Per decenni, nell'epoca
della "guerra fredda", le due superpotenze avranno mano
libera all'interno ciascuna della propria sfera "imperiale",
senza che l'ONU trovi qualcosa da eccepire. Al massimo vaghe proteste
e ancora più vaghi pronunciamenti, in un gioco delle parti che
lascia le cose come stanno, soprattutto nel cosiddetto "Terzo
Mondo", campo di battaglia fra imperialismi vecchi e nuovi. Di
fronte a 138 guerre "locali" con decine di milioni di morti
fra il 1945 e il 1989, stanno, vero monumento all'ipocrisia del mondo
borghese, migliaia di risoluzioni di condanna, tutte assolutamente
prive anche del minimo effetto pratico. Tale è la risoluzione 242
del giugno 1967 che intima a Israele il ritiro dai territori occupati
di Cisgiorgania e Gaza, così come i numerosi documenti di condanna
del blocco americano a Cuba.
Prodotto negli anni della seconda guerra
mondiale della diplomazia americana, l'ONU è stato negli anni del
bipolarismo il principale strumento della supremazia delle due grandi
potenze, stanza di compensazione fra gli interessi russi e quelli
americani. La fine dell'URSS e della divisione del mondo sancita a
Yalta segna anche la fine di questi equilibri ed evidenzia il
logoramento degli strumenti diplomatici, come l'ONU, pensati per
gestirli.
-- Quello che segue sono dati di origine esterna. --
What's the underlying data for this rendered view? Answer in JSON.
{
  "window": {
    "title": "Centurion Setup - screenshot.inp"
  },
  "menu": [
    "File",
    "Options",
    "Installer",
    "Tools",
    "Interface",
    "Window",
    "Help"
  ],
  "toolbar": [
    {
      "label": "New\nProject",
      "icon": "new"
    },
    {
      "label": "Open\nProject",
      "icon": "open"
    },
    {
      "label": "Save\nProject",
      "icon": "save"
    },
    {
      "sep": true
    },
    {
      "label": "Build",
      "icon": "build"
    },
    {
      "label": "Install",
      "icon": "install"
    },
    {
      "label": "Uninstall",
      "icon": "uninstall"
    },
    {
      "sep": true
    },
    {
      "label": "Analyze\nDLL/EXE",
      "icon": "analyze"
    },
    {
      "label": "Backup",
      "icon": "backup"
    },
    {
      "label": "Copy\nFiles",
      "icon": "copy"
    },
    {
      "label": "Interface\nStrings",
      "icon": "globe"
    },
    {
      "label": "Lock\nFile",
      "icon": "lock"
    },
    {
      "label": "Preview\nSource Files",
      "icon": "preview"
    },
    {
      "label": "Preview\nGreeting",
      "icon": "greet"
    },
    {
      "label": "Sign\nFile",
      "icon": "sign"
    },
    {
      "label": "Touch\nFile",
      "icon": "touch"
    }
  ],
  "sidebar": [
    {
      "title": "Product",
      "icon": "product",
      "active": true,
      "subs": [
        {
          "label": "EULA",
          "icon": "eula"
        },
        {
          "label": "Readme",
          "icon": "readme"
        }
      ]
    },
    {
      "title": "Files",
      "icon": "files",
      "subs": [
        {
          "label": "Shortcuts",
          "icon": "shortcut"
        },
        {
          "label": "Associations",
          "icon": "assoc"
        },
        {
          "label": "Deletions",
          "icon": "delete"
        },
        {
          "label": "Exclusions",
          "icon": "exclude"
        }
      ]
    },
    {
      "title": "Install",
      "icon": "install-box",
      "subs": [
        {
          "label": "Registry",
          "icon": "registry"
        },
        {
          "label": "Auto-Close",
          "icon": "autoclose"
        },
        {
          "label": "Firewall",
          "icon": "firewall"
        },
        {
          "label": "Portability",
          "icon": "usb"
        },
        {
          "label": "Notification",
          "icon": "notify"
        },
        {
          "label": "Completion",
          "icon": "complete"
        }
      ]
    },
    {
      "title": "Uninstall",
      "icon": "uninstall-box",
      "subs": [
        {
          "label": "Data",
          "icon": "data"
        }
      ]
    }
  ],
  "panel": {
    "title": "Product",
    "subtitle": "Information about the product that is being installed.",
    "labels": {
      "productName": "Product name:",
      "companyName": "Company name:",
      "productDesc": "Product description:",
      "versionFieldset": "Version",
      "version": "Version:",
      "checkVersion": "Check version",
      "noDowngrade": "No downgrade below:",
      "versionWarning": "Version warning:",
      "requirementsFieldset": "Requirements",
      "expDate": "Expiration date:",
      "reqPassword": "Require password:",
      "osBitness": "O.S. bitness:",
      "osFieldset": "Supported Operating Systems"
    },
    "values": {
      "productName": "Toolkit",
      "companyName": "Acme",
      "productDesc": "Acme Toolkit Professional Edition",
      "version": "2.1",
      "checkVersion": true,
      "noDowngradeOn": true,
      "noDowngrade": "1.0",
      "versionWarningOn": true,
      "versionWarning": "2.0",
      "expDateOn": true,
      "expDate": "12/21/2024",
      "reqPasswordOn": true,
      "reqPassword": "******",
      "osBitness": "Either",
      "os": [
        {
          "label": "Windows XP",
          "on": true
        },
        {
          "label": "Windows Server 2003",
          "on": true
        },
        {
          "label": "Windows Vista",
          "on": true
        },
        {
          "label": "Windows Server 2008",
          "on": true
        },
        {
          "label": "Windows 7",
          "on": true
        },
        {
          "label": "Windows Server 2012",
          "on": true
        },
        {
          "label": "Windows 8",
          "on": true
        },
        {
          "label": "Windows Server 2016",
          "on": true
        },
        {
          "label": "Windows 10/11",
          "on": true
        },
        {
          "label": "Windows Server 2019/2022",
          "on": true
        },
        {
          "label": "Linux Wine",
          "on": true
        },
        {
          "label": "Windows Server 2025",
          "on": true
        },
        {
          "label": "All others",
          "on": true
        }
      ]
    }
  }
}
Il "grande gioco" in atto in Asia Centrale, come
la guerra del Golfo o i conflitti nei Balcani e nel Caucaso,
segnano, seguendo scrupolosamente le linee degli oleodotti e dei
campi petroliferi, lo scatenarsi di nuove contese per la supremazia.
La guerra torna ad essere la continuazione "con altri mezzi"
della politica e dell'economia. "Socialismo o barbarie",
l'accorato appello di Rosa Luxemburg ai proletari agli inizi del
secolo passato, torna ad essere agli inizi di questo nuovo secolo la
parola d'ordine degli internazionalisti.